"Esa campaña respondió a criterios y objetivos diferentes a los de la Unesco en el sector del patrimonio", declaró Sue Williams, portavoz de la Organización de la ONU para la Educación, la Ciencia y la Cultura, con sede en París.
"Tenemos una visión muy amplia del patrimonio", añadió. La lista del Patrimonio Mundial de la Humanidad establecida por la Unesco cuenta con 851 lugares y no sólo incluye monumentos, sino también complejos más amplios como los centros históricos de algunas ciudades o zonas naturales.

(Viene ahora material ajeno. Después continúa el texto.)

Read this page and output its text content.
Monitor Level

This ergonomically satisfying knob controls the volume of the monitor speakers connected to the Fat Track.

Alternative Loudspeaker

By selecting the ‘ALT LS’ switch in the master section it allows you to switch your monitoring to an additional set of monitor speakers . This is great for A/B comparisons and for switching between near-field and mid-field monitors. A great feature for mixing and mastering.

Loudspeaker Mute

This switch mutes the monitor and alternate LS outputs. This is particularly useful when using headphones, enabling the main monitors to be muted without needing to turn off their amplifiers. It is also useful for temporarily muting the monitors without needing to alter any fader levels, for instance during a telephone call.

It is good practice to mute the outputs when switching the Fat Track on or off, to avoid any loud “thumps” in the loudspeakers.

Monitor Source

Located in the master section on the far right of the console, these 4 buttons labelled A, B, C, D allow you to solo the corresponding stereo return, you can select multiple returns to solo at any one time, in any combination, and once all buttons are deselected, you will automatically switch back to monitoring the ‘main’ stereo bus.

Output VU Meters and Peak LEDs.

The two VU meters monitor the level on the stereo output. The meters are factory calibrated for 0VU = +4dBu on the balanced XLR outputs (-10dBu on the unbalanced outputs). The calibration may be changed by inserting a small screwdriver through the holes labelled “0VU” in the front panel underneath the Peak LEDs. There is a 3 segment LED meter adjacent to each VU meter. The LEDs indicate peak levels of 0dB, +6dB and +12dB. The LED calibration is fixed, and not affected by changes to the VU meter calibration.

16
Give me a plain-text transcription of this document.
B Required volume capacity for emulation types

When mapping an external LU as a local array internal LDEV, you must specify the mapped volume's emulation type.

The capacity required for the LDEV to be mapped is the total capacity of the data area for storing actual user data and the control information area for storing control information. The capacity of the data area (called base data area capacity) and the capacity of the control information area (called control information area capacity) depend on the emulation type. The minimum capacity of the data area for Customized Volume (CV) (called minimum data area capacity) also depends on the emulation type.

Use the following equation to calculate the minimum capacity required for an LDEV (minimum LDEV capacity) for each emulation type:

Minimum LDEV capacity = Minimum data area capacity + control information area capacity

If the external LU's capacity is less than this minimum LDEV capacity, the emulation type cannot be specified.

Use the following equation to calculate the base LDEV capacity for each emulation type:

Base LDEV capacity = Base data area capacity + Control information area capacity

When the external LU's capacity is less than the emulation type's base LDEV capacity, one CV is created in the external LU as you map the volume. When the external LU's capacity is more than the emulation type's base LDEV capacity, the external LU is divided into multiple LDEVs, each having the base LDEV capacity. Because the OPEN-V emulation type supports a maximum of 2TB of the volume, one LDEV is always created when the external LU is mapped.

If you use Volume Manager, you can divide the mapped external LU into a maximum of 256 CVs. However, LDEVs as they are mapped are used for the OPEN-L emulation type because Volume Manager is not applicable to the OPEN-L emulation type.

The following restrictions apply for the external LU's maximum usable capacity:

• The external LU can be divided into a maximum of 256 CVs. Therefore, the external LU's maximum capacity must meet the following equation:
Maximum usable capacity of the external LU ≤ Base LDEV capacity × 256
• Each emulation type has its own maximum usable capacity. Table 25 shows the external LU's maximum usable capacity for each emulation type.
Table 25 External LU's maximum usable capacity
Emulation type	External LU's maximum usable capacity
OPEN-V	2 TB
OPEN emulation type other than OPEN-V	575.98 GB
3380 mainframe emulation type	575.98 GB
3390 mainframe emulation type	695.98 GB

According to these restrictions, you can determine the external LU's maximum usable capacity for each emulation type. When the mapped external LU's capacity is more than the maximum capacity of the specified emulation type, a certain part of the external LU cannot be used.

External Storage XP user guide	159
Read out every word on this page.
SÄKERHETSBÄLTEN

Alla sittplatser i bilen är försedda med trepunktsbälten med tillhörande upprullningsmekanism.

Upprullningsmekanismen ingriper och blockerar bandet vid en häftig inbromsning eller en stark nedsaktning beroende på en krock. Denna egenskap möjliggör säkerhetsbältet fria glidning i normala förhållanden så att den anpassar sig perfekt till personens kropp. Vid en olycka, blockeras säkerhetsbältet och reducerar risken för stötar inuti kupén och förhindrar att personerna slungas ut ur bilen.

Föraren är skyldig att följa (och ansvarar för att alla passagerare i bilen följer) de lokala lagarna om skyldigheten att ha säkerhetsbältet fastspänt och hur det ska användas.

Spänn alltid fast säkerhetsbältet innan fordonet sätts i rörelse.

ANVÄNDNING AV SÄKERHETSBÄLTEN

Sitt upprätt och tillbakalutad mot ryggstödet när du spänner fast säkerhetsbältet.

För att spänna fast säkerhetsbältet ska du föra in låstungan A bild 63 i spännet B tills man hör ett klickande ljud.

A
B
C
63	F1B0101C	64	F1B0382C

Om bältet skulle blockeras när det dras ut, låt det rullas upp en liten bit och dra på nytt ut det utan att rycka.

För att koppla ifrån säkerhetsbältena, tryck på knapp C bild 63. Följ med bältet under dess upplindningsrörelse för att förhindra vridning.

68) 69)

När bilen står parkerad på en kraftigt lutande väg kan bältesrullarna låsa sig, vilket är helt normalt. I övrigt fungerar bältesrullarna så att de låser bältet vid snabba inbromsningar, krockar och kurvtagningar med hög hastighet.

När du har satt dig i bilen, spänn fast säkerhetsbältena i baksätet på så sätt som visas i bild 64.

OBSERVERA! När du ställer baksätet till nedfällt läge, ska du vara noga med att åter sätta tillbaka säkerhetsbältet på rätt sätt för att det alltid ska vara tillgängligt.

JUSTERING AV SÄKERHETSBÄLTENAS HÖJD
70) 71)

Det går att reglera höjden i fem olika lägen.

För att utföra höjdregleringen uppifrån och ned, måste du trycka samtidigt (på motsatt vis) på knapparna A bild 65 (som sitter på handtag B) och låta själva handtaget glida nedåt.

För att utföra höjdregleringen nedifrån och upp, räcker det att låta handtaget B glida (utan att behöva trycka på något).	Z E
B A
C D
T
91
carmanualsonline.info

Las "siete nuevas Maravillas del mundo" elegidas tras un concurso organizado por el cineasta suizo Bernard Weber son la Muralla china, la estatua del Cristo Redentor de Rio de Janeiro, la ciudad troglodita de Petra en Jordania, el Coliseo de Roma, las ruinas incas del Machu Picchu en Perú, la antigua ciudad maya de Chichen Itza en México y el mausoleo del Taj Mahal, en India.
El objetivo de la iniciativa fue, según sus promotores, actualizar la lista de las siete maravillas del mundo, que se eligieron hacia el año 200 antes de Cristo y que, en cambio hoy, han desaparecido todas menos una, las pirámides de Gizeh en Egipto.
"Todas esas maravillas (elegidas) merecen estar en la lista pero lo que nos entristece un poco es que esa lista se limite a siete", declaró por su parte Christian Manhart, responsable del departamento de comunicación y proyectos educativos del Centro del Patrimonio Mundial de la Unesco.
Manhart subrayó el carácter " muy mediático" de la iniciativa de Weber. " La cifra siete era adecuada para la antigüedad porque el mundo antiguo era mucho más pequeño que el actual", añadió Manhart al precisar que ese mundo antiguo sólo comprendía la cuenca mediterránea, Oriente Próximo y Oriente Medio.
"Pensamos que es un mensaje negativo para los países cuyos lugares no fueron elegidos", aseguró. La Unesco se desmarcó abiertamente el 20 de junio de la iniciativa de Weber al declarar no tener ningún tipo de relación con la misma.